Benzedeiros e rezadeiras seguem mantendo viva, em Manaus, uma tradição de cura que resiste ao tempo. Essas práticas, que atravessam gerações, continuam presentes no cotidiano de muitos amazonenses, baseadas na fé, no uso de plantas medicinais e em saberes populares transmitidos dentro das famílias.
“Eu tive meus dois filhos quando eu era criança e rezava e eu via que eles melhoravam”, relembra uma moradora.
Um dos representantes dessa tradição é Arcírio Negreiros, conhecido como Siroca. Ele afirma que seu trabalho envolve diferentes técnicas e práticas espirituais. “Trabalho de puxação, trabalho de tirar porcaria do corpo da pessoa, fechação de corpo, puxo barriga, costuro rasgadura, desvinte duro, benzo, dor de cabeça, quebranto, vento caído, tudo isso eu faço”, explica.
Na capital amazonense, esse tipo de cuidado segue sendo transmitido de geração em geração, mantendo um conhecimento que faz parte da identidade cultural da região.
Siroca conta que aprendeu ainda na infância, observando a própria mãe. “Quando eu deitava, eu acordava, a minha mãe entrava de novo fazendo a mesma coisa. Aí ela conseguia fazer uma cruz. Pronto. Aí no outro dia, na outra noite, eu já sabia orações pra dor de cabeça, pra amaldiçada, pra espinha”, relata.
Com o tempo, ele passou a dominar outras técnicas. “Já sabia pegar desvinte duro, já sabia costurar rasgadura. Eu aprendi a não falar baixo. Quando eu vou rezar nos pacientes, eu falo pra eles escutarem se é uma desvinte duro”, diz.
Para ele, é fundamental que o paciente participe do processo de cura. “Eu boto pra eles escutarem que o meu dom foi esse, o que eu fui ensinado foi assim. Não foi só pra mim, não. Eu quero que o paciente ouça também o que eu tô falando”, afirma.
Essas práticas têm origem em tempos anteriores à medicina moderna, quando o cuidado com a saúde estava ligado ao conhecimento popular e à observação da natureza. Em Manaus, esse saber permanece vivo em diferentes espaços da cidade.
No Mercado Adolpho Lisboa, por exemplo, a tradição se mantém por meio da venda de ervas medicinais e produtos naturais. O local reúne conhecimentos que têm origem na mistura de influências indígenas, africanas e europeias, formando o chamado saber amazônico.
“A fé em primeiro lugar. Primeiro aquele lá de cima, depois vem a cura através das ervas”, destaca a comerciante Ângela, que atua há mais de 50 anos no mercado.
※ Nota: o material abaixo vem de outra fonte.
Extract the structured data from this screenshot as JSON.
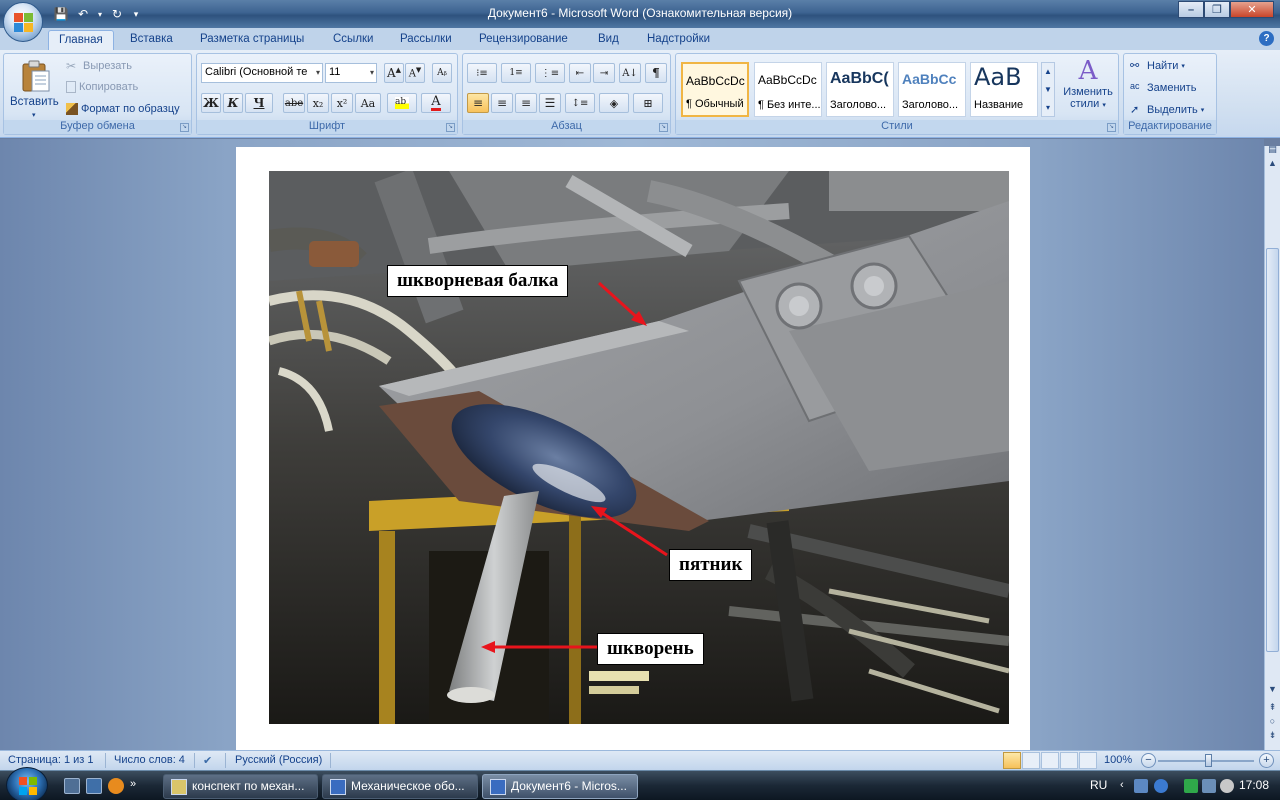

Pesquisas acadêmicas também reforçam a importância dessas práticas. A professora Leina Regina Tavares estuda o tema e destaca a resistência desse conhecimento ao longo do tempo. “Eles carregam esse conhecimento, um conhecimento que foi invisibilizado com o apagamento cultural, mas ele está presente até hoje”, afirma.
Segundo ela, esse saber está diretamente ligado à identidade amazônica. “Porque a gente tem esse fio que nos conecta, isso que não deixa a gente fugir da nossa própria essência amazônica”, explica.
Para os praticantes, a fé é parte essencial do processo de cura. “Não quero que vocês tenham fé em mim, quero que vocês tenham fé em Deus, porque foi Ele que me deu esse dom”, afirma o benzedor.
Mesmo diante das transformações da sociedade, a tradição segue viva. “Isso para mim é muito gratificante, eu trabalhar com o dom que Deus me deu, eu tenho toda certeza que eu estou ajudando bastantes pessoas”, diz.
A crença também é vista como fundamental para os resultados. “Agora tem que ter fé, tem que crer, porque se tu não crer… não adianta rezar, orar, não adianta nada. Tu tem que crer, crer no Papai do Céu”, completa.
Enquanto houver quem cultive ervas, mantenha as rezas e valorize os ensinamentos dos mais antigos, o conhecimento dos benzedeiros e rezadeiras continuará resistindo ao tempo e fazendo parte da vida de muitos amazonenses.